Chipotle Chicken Chili

DrMike

Ballistician
Nov 8, 2006
36,960
5,174
Well, it tasted pretty good to me. Mama thought it to be a bit warm, so when I make it next I'll tone it down a little.

Eight chicken thighs (Ideal place for grouse breast--but I've eaten all my grouse at the present)
Freshly ground pepper
One large red onion (diced)
Five or six garlic gloves (diced)
Cumin (about a tablespoon)
Ancho chili powder (one teaspoon)
Chipotle chili powder (one teaspoon)
Smoked paprika (about a tablespoon to 1 1/2 tablespoons)
Kosher salt (a couple of teaspoons)
One 15 ounce can cannellini beans (drained and rinsed)
One 15 ounce can black beans (drained and rinsed)
One can cream of chicken soup
Five tomatoes (diced)
Chicken broth (two cups)
Juice of two limes

Chicken on the bottom. Remaining ingredients placed over the chicken. Cook for five hours on high, or until chicken comes apart easily.

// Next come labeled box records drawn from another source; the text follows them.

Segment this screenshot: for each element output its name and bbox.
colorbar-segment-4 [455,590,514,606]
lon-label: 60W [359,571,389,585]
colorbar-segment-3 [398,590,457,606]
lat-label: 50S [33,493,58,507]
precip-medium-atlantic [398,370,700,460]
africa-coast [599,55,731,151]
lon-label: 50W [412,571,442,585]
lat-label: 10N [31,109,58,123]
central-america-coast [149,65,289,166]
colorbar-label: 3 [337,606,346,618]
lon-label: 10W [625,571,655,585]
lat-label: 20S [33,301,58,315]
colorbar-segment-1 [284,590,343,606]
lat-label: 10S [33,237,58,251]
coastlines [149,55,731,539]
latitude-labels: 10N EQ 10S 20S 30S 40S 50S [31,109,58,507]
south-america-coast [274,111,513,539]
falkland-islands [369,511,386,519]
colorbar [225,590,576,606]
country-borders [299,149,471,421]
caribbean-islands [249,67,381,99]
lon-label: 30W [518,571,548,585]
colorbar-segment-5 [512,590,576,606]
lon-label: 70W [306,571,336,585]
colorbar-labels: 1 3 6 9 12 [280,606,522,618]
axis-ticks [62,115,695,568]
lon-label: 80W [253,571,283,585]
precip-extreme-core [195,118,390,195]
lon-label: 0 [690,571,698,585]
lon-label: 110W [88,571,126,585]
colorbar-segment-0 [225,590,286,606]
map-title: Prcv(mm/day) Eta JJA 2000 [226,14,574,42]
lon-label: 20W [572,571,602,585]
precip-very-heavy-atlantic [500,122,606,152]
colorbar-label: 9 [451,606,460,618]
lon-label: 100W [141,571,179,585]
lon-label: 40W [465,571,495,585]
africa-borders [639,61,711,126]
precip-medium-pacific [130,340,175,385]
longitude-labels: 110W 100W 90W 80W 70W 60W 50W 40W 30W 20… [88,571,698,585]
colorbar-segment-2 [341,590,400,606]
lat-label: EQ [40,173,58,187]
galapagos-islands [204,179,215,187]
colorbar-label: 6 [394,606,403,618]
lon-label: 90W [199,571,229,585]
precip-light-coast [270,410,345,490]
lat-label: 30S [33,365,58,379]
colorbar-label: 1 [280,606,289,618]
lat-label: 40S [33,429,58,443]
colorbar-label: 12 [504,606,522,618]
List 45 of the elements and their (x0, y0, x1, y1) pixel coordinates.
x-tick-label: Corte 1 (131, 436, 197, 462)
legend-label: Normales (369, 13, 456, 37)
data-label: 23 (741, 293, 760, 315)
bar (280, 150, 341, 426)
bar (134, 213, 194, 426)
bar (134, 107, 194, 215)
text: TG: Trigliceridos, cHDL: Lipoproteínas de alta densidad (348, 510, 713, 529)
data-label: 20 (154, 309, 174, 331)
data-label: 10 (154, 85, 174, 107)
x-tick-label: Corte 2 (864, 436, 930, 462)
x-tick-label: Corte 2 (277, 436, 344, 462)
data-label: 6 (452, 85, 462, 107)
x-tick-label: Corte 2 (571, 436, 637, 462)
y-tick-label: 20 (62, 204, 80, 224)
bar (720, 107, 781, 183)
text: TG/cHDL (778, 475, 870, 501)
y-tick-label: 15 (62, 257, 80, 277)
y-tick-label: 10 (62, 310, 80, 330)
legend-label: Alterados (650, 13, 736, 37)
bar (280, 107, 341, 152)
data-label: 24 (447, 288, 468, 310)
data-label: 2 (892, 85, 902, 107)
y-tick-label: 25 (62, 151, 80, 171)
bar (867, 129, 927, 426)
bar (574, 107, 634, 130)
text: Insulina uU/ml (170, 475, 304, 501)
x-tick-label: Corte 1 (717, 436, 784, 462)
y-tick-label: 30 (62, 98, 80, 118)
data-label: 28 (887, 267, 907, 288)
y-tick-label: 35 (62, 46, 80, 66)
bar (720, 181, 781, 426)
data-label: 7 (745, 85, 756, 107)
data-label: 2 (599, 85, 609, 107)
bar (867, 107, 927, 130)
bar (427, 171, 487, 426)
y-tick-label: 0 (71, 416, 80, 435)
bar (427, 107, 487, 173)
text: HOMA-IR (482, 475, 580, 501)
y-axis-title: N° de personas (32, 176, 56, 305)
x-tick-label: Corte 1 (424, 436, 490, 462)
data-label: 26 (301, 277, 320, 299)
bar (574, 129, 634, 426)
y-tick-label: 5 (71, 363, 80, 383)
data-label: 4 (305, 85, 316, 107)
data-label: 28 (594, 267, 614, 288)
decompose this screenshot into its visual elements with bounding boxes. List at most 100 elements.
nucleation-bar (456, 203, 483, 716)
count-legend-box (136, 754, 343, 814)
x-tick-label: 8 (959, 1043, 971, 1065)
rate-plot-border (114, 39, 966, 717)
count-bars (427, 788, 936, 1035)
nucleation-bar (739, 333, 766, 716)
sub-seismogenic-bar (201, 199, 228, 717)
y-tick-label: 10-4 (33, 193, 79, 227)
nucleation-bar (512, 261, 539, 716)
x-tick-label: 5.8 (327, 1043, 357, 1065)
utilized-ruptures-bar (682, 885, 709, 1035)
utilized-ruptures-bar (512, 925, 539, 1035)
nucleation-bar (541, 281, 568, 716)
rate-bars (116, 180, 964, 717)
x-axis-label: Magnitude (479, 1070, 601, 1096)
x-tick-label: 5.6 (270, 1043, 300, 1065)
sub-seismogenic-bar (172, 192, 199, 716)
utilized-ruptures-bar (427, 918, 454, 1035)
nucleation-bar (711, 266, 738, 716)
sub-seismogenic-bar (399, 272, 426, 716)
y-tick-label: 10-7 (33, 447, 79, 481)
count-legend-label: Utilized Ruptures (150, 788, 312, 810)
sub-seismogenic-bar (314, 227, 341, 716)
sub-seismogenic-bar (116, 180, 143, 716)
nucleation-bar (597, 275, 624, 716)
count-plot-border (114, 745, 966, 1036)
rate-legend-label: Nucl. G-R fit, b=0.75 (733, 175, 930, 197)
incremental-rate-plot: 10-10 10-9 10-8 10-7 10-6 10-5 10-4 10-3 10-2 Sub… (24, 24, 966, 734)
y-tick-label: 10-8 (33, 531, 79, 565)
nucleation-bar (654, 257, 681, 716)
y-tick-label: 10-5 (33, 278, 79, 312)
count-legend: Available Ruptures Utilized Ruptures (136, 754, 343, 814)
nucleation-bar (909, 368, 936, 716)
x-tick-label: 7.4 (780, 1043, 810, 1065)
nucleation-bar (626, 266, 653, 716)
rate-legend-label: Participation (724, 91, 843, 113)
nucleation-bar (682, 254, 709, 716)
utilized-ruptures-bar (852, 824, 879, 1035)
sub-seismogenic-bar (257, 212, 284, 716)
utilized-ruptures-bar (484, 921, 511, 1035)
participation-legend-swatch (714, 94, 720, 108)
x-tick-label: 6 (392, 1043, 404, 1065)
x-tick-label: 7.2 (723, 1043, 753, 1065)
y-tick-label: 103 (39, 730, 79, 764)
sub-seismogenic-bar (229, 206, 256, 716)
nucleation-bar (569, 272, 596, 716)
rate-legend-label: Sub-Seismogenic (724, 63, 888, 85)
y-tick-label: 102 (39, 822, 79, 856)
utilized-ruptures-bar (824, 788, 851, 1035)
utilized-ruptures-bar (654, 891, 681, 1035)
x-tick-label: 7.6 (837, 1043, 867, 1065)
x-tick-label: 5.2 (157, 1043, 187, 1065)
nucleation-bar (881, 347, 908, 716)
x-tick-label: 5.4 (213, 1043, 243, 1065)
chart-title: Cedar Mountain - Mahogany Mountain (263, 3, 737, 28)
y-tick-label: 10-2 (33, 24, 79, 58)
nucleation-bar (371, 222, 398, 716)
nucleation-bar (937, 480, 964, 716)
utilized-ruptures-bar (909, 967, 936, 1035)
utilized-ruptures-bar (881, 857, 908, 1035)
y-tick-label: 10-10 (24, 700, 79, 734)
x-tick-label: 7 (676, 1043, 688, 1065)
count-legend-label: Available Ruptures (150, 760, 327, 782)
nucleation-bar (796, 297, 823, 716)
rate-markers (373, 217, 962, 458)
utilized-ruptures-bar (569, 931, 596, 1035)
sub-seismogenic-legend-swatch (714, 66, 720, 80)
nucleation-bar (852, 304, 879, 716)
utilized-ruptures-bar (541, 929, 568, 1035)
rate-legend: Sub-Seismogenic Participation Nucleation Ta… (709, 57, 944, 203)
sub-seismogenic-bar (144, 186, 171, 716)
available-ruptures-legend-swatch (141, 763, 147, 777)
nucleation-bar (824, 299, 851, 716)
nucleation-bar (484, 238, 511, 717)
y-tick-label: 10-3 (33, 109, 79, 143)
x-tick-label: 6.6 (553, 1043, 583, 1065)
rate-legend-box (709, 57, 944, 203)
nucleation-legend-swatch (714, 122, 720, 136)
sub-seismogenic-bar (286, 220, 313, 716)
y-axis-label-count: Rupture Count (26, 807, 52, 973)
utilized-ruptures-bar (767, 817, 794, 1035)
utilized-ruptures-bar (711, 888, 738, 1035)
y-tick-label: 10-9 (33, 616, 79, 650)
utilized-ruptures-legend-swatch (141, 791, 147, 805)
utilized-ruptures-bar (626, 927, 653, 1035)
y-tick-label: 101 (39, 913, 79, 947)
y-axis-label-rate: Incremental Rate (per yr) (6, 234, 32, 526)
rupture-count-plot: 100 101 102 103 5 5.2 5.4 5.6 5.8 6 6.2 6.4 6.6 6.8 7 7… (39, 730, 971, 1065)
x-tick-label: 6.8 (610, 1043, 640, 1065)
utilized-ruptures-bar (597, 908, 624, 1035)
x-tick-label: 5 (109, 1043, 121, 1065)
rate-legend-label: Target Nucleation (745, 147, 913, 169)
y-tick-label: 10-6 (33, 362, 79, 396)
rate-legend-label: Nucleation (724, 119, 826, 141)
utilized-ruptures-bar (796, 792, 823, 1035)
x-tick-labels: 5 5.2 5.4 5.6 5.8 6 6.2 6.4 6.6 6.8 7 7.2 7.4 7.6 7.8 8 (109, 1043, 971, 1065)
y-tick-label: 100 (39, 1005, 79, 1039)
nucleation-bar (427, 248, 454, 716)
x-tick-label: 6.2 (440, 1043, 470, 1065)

I served with a dollop of sour cream.

For mama's sake, I'll leave out the chipotle pepper next time and dice a couple of small jalapenos that are cored and seeded. It makes a hearty soup (not really chili, but it works in Canada). The flavour is delectable and the chicken thighs are a surprise for anyone eating a bowl of this red. I have to imagine that with grouse breast, it would be just as good, though I might be inclined to brown the breasts first.
 
Sounds delicious!
I'll have my people call your people and we'll do lunch.
Ciao Babe!

Sent from my SGH-M919 using Tapatalk
 
DrMike that sound delicious :wink: I personally would stick with chicken as I tend to savour ruffies as there are not very many in the southern part of Saskatchewan. When we go up north for Elk & Moose we always have a 410 with us as a ruffy is a treat.